Tackling fundamental questions in deep learning and physics using a scientific approach. Our main focus is on understanding and improving the capabilities of large language models.
About the team
Our goal is to understand the principles that govern machine learning and other physical systems by developing models and experimentally testing hypotheses. We are focused on understanding the limitations of large scale transformer models and extending their capabilities to solving challenging problems in areas such as mathematics, science, programming, algorithms, and planning.
In these domains, agents can make use of very long context, adaptive inference-time compute (e.g., scratchpad, recurrence, memory), external tools (e.g., library of functions, search engine, calculator, additional models), or other methods to solve out-of-training-domain problems when using instructions and provided with a few examples.
Team focus summaries
Science of Deep Learning
Developing hypotheses, experimentally testing them and coming up with simple yet predictive theoretical models with a goal of understanding principles governing deep learning.
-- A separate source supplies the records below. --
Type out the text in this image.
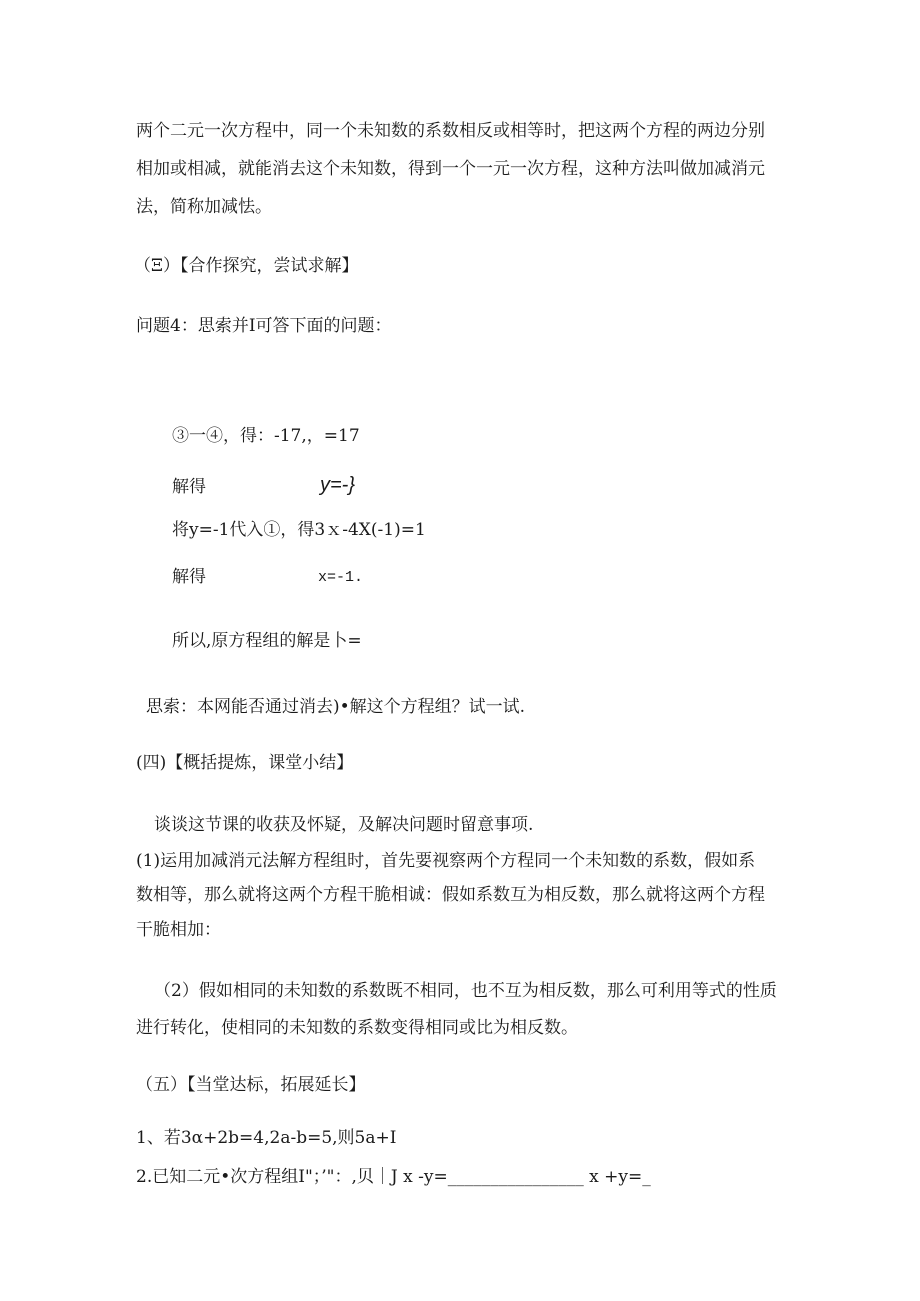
两个二元一次方程中，同一个未知数的系数相反或相等时，把这两个方程的两边分别
相加或相减，就能消去这个未知数，得到一个一元一次方程，这种方法叫做加减消元
法，简称加减怯。
（Ξ）【合作探究，尝试求解】
问题4：思索并I可答下面的问题：
③一④，得：-17,，=17
解得	y=-}
将y=-1代入①，得3ｘ-4X(-1)=1
解得	x=-1.
所以,原方程组的解是卜=
思索：本网能否通过消去)•解这个方程组？试一试.
(四)【概括提炼，课堂小结】
谈谈这节课的收获及怀疑，及解决问题时留意事项.
(1)运用加减消元法解方程组时，首先要视察两个方程同一个未知数的系数，假如系
数相等，那么就将这两个方程干脆相诚：假如系数互为相反数，那么就将这两个方程
干脆相加：
（2）假如相同的未知数的系数既不相同，也不互为相反数，那么可利用等式的性质
进行转化，使相同的未知数的系数变得相同或比为相反数。
（五）【当堂达标，拓展延长】
1、若3α+2b=4,2a-b=5,则5a+I
2.已知二元•次方程组I"；’"：,贝｜J x -y=________________ x +y=_
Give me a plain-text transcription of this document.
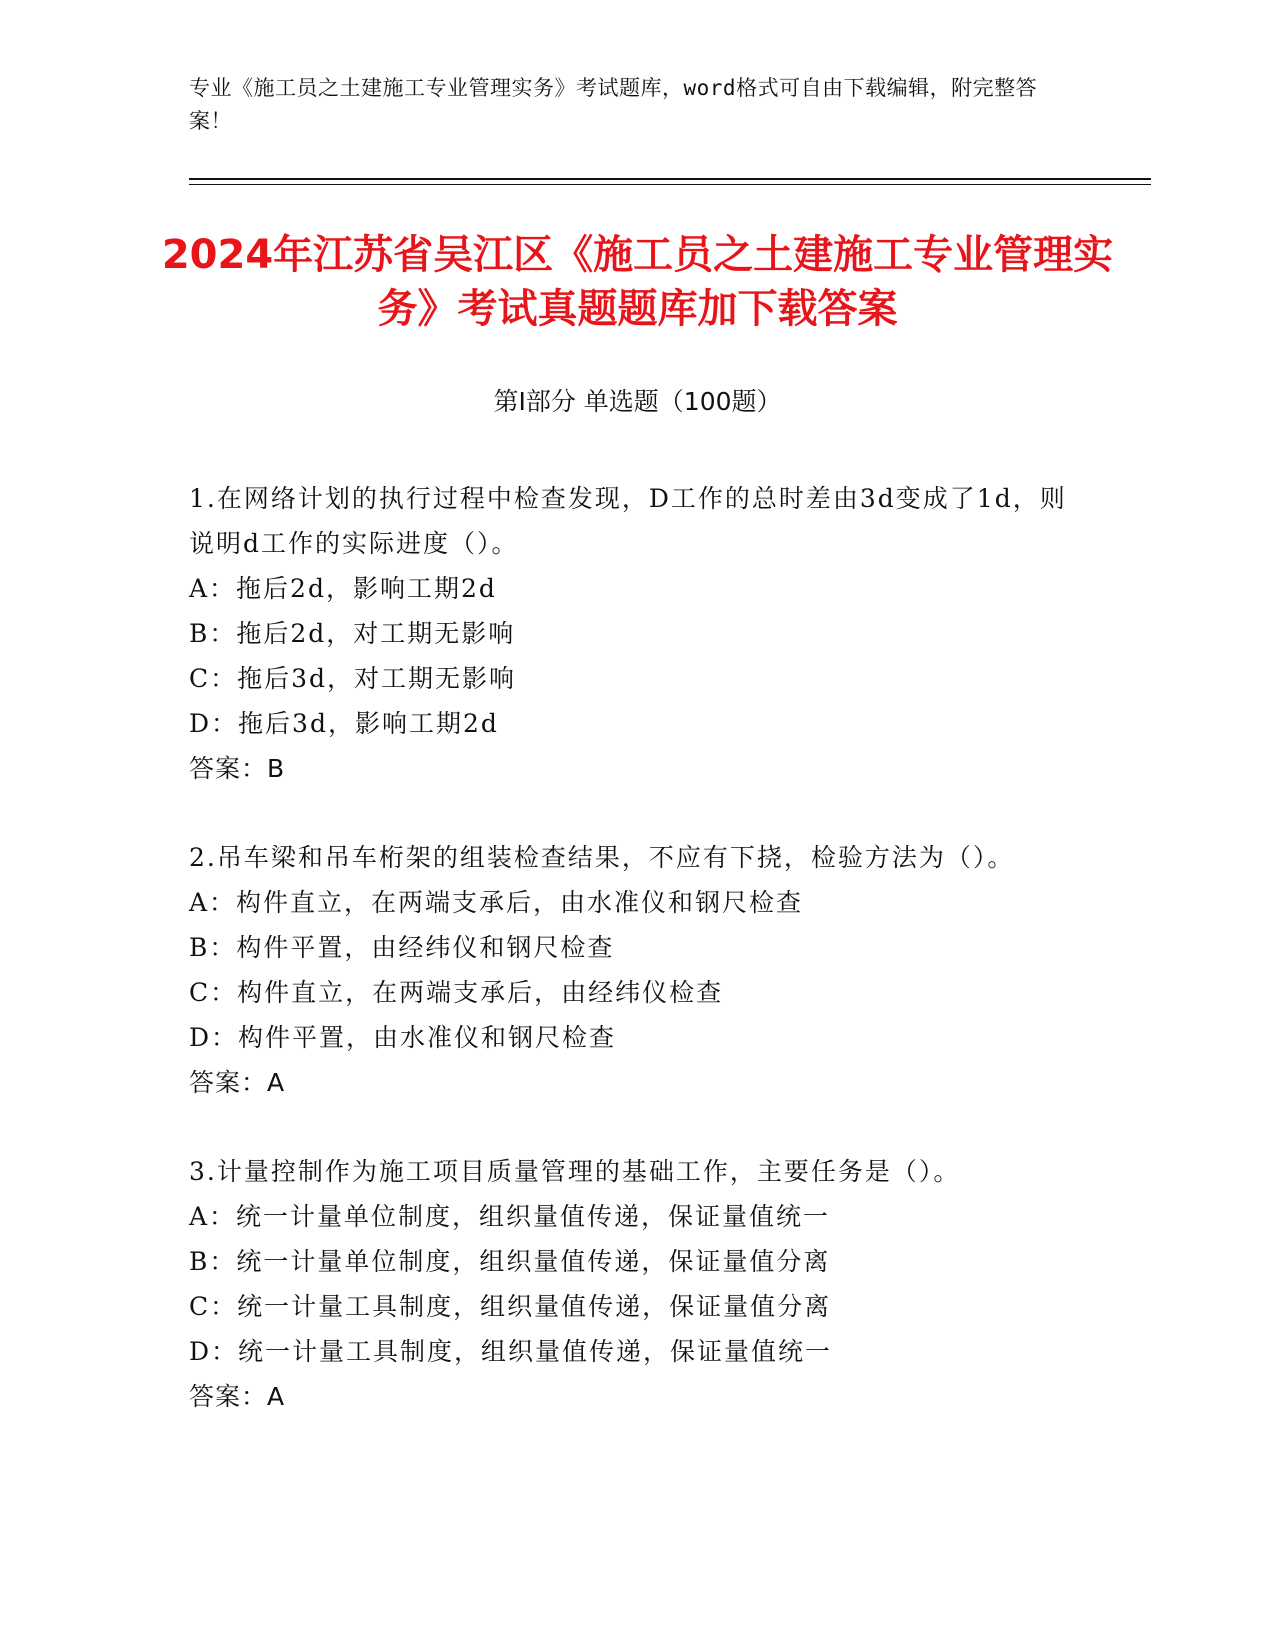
专业《施工员之土建施工专业管理实务》考试题库，word格式可自由下载编辑，附完整答案！
2024年江苏省吴江区《施工员之土建施工专业管理实务》考试真题题库加下载答案
第Ⅰ部分 单选题（100题）
1.在网络计划的执行过程中检查发现，D工作的总时差由3d变成了1d，则说明d工作的实际进度（）。
A：拖后2d，影响工期2d
B：拖后2d，对工期无影响
C：拖后3d，对工期无影响
D：拖后3d，影响工期2d
答案：B
2.吊车梁和吊车桁架的组装检查结果，不应有下挠，检验方法为（）。
A：构件直立，在两端支承后，由水准仪和钢尺检查
B：构件平置，由经纬仪和钢尺检查
C：构件直立，在两端支承后，由经纬仪检查
D：构件平置，由水准仪和钢尺检查
答案：A
3.计量控制作为施工项目质量管理的基础工作，主要任务是（）。
A：统一计量单位制度，组织量值传递，保证量值统一
B：统一计量单位制度，组织量值传递，保证量值分离
C：统一计量工具制度，组织量值传递，保证量值分离
D：统一计量工具制度，组织量值传递，保证量值统一
答案：A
Long-Range Language Models
Push large language models to use very long effective context (e.g. millions of tokens) and generate long coherent content.
Contemplative Language Models
Extending the capabilities of large language models to solving challenging problems in areas such as mathematics, science, programming, algorithms, and planning. We are mostly interested in scenarios and domains where all steps of the solution can be expressed in language -- natural or otherwise.
The Beyond the Imitation Game Benchmark (BIG-bench) is a collaborative benchmark consisting of 207 tasks, contributed by over 400 authors across 132 institutions intended to probe large language models, and extrapolate their future capabilities.
We show that asking large language models to write their intermediate computations in a scratchpad would enable them to perform complex tasks involving multi-step computations.
We introduce a way of decomposing hidden states over a sequence into temporal (independent of input) and input-driven (independent of sequence position) components. This reveals how attention matrices are formed.
We propose Sharpness-Aware Minimization (SAM), an optimization algorithm that improves generalization by seeking parameters that lie in neighborhoods having uniformly low loss.
In this large-scale study, we demonstrate that as we increase the upstream accuracy by scaling up, the performance of downstream tasks saturates. We further investigate the reasons that give rise to these phenomena.
We propose, derive, and investigate a categorization of scaling laws for generalization in neural networks.
We find that robustness to catastrophic forgetting in pretrained models systematically improves with model and dataset scale.
We propose a new framework for reasoning about generalization in deep learning.